Fake ID to Law Enforcement Charge – Routine Occurrence in State College


When mentioning False Identification to Law Enforcement, I am not meaning the routine situation in Centre County involving an underage person possessing a fake ID that is being used to buy alcohol. While such offenses are routinely filed by  the State College police as Penn State students and their friends try to use the fake IDs to enter a bar, I am actually referring to an offense that is based upon a person lying to police about their identity.

Aside from the possession of a fake ID card cases, the State College police are also often faced with underage drinking suspects that lie about their name or date of birth. A routine situation involves a State College officer that stops an underage drinker, requests identification, and, after the underage suspect states that he doesn’t have a license, the underager then provides an incorrect name and incorrect date of birth. The underage suspect hopes that they can provide the officer with a date of birth that makes them over 21 so that the officer will simply let them go. The problem is that the officer attempts to verify the information by contacting dispatch, and, after the info is not confirmed, the officer knows that his underage suspect is lying. At that point, the officer is supposed to inform the suspect that he is the subject of a police investigation and that the continuation of providing false identifying information is a crime. The offense of False Identification to Law Enforcement is a misdemeanor offense.

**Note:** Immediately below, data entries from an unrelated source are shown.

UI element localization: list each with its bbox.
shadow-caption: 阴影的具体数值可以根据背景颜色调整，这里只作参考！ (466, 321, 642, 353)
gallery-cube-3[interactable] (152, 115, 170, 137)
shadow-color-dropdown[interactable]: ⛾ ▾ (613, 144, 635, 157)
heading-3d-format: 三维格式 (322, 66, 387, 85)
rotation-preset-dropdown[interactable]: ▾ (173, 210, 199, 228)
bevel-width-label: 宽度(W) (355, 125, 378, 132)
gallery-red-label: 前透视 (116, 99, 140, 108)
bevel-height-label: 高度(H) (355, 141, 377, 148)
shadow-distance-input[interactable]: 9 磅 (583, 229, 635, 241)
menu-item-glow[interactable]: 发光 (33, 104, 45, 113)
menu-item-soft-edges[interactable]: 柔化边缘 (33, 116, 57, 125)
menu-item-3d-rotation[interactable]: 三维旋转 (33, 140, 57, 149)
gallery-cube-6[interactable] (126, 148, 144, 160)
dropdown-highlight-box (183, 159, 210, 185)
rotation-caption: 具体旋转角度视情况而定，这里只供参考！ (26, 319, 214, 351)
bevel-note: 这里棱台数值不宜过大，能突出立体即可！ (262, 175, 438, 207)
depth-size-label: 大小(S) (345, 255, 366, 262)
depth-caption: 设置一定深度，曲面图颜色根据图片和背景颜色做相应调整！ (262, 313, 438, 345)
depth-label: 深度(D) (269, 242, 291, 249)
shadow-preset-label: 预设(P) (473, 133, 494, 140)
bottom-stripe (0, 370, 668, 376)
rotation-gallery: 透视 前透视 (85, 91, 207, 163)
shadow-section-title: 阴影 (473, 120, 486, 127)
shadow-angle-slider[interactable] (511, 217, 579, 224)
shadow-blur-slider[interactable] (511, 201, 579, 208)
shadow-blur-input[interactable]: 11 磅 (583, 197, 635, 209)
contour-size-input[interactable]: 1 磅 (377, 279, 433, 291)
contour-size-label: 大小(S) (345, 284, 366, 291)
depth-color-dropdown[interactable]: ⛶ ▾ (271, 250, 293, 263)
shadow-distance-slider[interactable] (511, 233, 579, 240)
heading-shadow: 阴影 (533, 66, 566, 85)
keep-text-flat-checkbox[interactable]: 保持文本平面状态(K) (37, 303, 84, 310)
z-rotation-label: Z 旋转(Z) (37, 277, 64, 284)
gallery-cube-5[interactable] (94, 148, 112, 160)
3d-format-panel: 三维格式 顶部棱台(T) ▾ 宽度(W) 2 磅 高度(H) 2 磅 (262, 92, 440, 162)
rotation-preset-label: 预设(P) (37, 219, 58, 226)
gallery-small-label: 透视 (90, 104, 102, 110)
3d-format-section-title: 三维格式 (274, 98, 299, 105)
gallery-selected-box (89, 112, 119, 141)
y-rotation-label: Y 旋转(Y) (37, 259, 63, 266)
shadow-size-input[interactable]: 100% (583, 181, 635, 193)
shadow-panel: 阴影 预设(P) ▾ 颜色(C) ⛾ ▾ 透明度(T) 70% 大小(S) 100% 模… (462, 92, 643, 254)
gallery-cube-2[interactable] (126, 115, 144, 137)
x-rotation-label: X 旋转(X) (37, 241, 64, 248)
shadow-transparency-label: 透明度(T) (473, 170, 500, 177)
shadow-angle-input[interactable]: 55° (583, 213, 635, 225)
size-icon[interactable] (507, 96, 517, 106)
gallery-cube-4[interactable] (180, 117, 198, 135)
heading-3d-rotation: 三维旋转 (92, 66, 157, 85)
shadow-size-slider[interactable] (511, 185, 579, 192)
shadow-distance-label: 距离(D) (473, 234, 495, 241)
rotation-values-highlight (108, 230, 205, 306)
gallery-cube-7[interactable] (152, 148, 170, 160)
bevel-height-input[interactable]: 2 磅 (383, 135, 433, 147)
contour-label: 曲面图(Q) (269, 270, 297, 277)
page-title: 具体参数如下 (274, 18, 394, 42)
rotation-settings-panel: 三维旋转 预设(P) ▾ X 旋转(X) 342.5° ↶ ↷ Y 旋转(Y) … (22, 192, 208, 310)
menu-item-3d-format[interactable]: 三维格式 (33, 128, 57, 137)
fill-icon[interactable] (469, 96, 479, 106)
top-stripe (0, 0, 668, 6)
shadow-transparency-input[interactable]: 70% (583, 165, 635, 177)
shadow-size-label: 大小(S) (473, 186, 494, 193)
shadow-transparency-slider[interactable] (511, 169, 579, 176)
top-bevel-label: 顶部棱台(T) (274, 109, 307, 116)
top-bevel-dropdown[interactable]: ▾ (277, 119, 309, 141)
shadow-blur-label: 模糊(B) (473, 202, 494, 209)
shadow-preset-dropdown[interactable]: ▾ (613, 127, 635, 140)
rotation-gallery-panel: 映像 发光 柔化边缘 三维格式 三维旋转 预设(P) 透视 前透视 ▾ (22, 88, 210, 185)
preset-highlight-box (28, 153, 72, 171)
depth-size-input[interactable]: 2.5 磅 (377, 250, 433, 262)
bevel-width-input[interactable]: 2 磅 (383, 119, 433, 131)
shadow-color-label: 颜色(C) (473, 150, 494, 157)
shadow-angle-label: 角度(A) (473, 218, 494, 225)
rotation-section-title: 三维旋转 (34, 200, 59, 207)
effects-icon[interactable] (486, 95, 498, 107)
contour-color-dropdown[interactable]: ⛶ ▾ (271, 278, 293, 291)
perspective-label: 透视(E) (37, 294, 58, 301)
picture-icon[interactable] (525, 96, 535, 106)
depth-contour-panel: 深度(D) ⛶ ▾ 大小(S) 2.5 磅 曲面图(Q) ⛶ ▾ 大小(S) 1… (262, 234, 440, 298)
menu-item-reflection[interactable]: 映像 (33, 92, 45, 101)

Fake ID To Law Enforcement Charge Requires Proper Notice

The False Identification to Law Enforcement charge requires the officer to either be in uniform or identify himself as an officer, and the officer must inform the suspect that he is the subject of an official investigation for a violation of the law. A few years ago, I had a case in which I represented a student charged by Penn State police with False Identification to Law Enforcement. In the case, the underage client passed out in a Penn State dorm, was awoken by the police, and was then transported to the emergency room for observation. First thing the next morning, two Penn State officers went to the ER, confronted the underage  client, and told him that he could not leave until he identified himself. The client lied about his name, and the officer then told him that he could get into more trouble if he didn’t provide correct identifying information. After the client failed to provide his correct information, the Penn State police filed a misdemeanor offense of False Identification to Law Enforcement with the State College Court.

I filed a Motion to Dismiss the False Identification to Law Enforcement charge with the Centre County Court and argued that the officer had failed to inform my client that he was the subject of an official police investigation. My argument was that the officer had failed to fulfill his duty to inform as required by the False Identification to Law Enforcement law, so the charge must be dismissed. The Centre County judge agreed and dismissed the charge.

While I was able to obtain a favorable result for this client, I do not recommend lying to the police, but I also do not recommend talking to the police unless you have talked to an experienced State College criminal defense attorney first. Remember, anything that you say to the police can and will be used against you.